Mais ni le libéralisme, ni le capitalisme ne sont en cause en tant que système. Ils sont tout deux intrinsèquement neutres et dépendent du choix des gouvernements dans les conditions de leur mise en place. Ils ont prouvés leur efficacité pour, justement, construire la richesse des nations. Leur extension au monde, sans tenir compte des concurrence déloyales, et le développement des profits de la spéculation sont les seuls fautifs de la mise en esclavage de populations entières, là-bas, et de l’appauvrissement d’autre populations, ici. Certes, beaucoup de ces nouveaux esclaves ont bénéficié de meilleures conditions de vie, mais au prix de l’appauvrissement des classes moyennes occidentales(*) , au prix d’un affaissement des protections sociales en Europe, et bientôt en France.

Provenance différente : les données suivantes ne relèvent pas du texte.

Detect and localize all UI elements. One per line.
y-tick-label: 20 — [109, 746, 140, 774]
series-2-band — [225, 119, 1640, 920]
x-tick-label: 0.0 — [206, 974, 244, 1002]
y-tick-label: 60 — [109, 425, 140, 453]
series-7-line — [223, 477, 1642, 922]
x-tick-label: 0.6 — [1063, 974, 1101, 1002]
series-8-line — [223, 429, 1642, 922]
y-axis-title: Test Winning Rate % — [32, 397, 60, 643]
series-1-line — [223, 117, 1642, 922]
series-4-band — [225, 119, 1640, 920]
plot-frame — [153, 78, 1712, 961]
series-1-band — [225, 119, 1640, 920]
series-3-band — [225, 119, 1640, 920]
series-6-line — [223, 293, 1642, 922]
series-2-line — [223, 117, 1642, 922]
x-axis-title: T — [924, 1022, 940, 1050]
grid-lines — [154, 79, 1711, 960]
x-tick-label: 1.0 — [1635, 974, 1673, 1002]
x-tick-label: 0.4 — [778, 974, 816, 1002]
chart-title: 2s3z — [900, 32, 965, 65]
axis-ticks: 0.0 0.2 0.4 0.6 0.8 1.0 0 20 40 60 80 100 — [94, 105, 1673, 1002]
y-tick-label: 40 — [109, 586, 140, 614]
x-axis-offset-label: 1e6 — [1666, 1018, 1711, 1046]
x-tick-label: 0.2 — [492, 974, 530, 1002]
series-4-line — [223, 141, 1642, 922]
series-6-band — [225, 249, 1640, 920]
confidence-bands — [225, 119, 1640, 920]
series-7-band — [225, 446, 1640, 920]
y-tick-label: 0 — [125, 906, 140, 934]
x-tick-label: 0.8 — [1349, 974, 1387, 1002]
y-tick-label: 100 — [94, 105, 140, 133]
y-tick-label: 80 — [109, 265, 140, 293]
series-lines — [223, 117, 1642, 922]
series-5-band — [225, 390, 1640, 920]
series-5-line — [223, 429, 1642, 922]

La main invisible est devenue folle. Si elle n’est pas rendue bien visible, et si elle ne protège les populations d’une concurrence déloyale, comme souhaité par les pères du libéralisme, les pays européens se refermeront comme des huîtres, les uns après les autres.

Si Adam Smith pouvait voir ce que ses théories ont engendré, il s’exclamerait, paraphrasant Karl Marx,  : « Capitalistes de tous les pays, excusez-moi » (et non « unissez-vous » : ça, c’est déjà fait).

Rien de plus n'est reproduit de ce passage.